Kaplan reported that only 11% of patients with a history of anaphylaxis refill their epinephrine autoinjectors as needed. Instead, many patients rely on expired autoinjectors. Epinephrine is an inherently unstable molecule that degrades quickly when exposed to oxygen or light. A study in 2000 showed that while autoinjectors still functioned as intended up to 90 months after expiration, epinephrine concentration was significantly reduced. Still, expired epinephrine is still better than no epinephrine in the event of anaphylaxis as the benefit would outweigh the risk.

Epinephrine autoinjectors are designed to be stored at 20-25°C but tolerate occasional exposure to higher or lower temperatures in the range of 15-30°C. While heat is known to hasten degradation of epinephrine, freezing apparently is not. The 2015 WAO update mentioned that if autoinjectors are frozen, epinephrine concentration is not affected and that patients can use them as long as they are completely thawed. (I find this really wild, I had never heard of this before.)
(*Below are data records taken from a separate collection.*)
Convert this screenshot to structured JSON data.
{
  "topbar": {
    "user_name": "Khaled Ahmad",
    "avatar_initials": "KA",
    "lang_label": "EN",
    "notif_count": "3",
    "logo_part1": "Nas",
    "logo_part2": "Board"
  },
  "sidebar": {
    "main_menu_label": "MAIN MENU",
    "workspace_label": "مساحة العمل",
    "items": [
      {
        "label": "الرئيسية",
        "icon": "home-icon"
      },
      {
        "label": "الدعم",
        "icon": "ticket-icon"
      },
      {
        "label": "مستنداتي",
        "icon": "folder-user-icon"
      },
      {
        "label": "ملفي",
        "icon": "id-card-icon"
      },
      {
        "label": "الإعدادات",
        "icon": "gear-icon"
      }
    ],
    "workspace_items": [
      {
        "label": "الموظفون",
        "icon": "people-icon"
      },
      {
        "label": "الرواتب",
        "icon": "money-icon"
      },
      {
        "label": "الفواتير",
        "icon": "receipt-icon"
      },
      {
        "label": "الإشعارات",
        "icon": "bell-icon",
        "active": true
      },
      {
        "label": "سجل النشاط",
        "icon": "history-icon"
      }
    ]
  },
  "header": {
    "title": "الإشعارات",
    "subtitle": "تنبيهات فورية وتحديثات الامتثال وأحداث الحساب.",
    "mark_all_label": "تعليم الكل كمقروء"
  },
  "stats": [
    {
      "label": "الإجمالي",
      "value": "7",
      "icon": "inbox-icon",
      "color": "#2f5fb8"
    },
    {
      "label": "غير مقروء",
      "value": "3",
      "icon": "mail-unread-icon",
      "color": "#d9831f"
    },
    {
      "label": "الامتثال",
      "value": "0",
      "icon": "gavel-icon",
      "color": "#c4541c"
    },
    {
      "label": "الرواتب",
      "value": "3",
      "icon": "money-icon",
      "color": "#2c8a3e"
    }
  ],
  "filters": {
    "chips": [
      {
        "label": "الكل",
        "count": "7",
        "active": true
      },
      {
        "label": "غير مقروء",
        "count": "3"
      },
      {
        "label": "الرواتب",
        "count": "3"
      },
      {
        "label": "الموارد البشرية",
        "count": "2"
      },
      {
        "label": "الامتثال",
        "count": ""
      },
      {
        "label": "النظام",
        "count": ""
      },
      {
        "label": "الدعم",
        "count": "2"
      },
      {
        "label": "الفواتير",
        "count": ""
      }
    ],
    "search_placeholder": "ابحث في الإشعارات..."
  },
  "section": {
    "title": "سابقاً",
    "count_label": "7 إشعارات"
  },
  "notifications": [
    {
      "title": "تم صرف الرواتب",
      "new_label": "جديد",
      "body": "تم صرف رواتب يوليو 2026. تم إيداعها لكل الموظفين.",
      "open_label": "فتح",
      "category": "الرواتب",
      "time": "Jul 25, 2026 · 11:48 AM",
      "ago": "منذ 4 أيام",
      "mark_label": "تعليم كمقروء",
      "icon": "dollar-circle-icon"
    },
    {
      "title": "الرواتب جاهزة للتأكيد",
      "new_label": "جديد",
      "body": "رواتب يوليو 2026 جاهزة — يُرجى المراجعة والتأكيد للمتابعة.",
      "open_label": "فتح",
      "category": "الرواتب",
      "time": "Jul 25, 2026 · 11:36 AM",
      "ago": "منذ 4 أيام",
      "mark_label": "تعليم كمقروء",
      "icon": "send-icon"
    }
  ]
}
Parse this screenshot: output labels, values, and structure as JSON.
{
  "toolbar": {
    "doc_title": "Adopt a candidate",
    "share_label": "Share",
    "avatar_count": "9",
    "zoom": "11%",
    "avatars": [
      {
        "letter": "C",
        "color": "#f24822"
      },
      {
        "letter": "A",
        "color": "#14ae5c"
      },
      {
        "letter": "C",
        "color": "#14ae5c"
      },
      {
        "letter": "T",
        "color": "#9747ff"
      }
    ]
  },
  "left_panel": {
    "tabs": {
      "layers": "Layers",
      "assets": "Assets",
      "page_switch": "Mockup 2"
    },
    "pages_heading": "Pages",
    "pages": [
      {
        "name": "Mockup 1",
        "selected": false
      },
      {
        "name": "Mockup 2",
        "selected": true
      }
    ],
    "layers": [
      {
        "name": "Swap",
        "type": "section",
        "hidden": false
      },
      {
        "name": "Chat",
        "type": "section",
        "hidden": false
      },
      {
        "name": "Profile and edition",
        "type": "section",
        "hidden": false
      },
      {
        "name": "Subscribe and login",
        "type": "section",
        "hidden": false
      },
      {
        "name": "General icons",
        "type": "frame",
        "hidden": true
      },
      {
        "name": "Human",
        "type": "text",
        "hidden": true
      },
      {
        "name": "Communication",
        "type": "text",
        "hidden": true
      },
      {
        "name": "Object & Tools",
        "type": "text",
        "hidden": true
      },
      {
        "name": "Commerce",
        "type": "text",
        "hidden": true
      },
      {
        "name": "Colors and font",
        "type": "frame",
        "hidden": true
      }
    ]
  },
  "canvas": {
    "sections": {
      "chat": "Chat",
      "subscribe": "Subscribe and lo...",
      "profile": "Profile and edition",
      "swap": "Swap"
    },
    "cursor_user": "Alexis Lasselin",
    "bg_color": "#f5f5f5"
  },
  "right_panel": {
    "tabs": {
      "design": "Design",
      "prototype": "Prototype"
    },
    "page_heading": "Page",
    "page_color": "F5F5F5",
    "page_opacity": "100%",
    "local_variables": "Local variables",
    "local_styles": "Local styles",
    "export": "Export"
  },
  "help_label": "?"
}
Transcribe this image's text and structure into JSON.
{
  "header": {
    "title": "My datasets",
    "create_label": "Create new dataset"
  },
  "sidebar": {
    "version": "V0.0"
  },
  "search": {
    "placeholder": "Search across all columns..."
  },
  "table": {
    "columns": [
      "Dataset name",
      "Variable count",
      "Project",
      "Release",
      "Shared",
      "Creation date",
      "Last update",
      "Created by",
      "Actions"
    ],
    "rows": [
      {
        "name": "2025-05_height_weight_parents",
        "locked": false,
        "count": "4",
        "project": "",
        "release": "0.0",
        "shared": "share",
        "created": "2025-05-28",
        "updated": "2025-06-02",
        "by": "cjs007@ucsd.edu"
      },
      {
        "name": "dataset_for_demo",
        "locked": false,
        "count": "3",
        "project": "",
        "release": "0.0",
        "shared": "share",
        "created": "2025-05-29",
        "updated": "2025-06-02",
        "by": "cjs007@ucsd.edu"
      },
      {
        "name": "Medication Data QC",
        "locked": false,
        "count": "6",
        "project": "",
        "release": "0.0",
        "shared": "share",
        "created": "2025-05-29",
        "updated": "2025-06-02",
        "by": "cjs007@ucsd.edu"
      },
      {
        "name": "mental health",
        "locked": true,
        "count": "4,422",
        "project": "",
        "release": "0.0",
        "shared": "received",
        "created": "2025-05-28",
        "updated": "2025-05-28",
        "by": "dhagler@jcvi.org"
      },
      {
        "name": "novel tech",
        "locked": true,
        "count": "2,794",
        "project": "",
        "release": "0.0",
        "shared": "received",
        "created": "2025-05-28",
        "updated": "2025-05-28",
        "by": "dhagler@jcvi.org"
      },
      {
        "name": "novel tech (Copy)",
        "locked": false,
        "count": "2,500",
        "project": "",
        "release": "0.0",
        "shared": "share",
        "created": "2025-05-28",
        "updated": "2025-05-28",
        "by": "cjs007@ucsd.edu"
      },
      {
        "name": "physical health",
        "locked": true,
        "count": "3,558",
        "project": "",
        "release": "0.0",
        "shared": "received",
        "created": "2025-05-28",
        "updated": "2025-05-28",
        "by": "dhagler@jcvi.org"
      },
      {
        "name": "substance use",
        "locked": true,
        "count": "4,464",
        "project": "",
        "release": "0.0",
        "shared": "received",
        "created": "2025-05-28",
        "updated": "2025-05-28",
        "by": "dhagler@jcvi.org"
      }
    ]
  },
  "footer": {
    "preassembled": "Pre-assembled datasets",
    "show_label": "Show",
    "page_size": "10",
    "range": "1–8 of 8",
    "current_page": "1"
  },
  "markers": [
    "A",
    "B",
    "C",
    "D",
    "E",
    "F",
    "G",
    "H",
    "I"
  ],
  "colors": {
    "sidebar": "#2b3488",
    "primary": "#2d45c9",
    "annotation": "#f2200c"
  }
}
Exorbitant costs prevent anaphylaxis patients from having ready access to epinephrine autoinjectors, the only first line medication for anaphylaxis. 50% of patients do not fill prescriptions for epinephrine autoinjectors when their cost is over $300. With the cost of autoinjectors well into the hundreds of dollars for many patients, millions of people in the US may be unable to afford this lifesaving medication for which is there is no alternative.

References:

Simons FER, et al. 2015 update of the evidence base: World Allergy Organization anaphylaxis guidelines. World Allergy Organization Journal 2015: 8(32).

Wood RA, et al. Anaphylaxis in America The prevalence and characteristics of anaphylaxis in the United States. J Allergy Clin Immunol 2014: 133, 461-467.

Noimark L, et al. The use of adrenaline autoinjectors by children and teenagers. Clinical & Experimental Allergy 2012: 42(2), 284-292. Eaddy MT, et al. How patient cost-sharing trends affect adherence and outcomes. Pharmacy & Therapeutics 2012: 37(1), 45-55.

Simons FER, et al. Outdated EpiPen and EpiPen Jr autoinjectors: Past their prime? J Allergy Clin Immunol 2000: 105(5), 1025-1030.

Sanchez J. Anaphylaxis. How often patients carry epinephrine in real life? Rev Alerg Mex 2013: 60, 168-171.

Kaplan MS, et al. Epinephrine autoinjector refill history in an HMO. Curr Allergy Asthma Rep 2011: 11, 65-70.)

Kim JS, et al. Parental use of EpiPen for children with food allergies. J Allergy Clin Immunol 2005: 116(1), 164-168.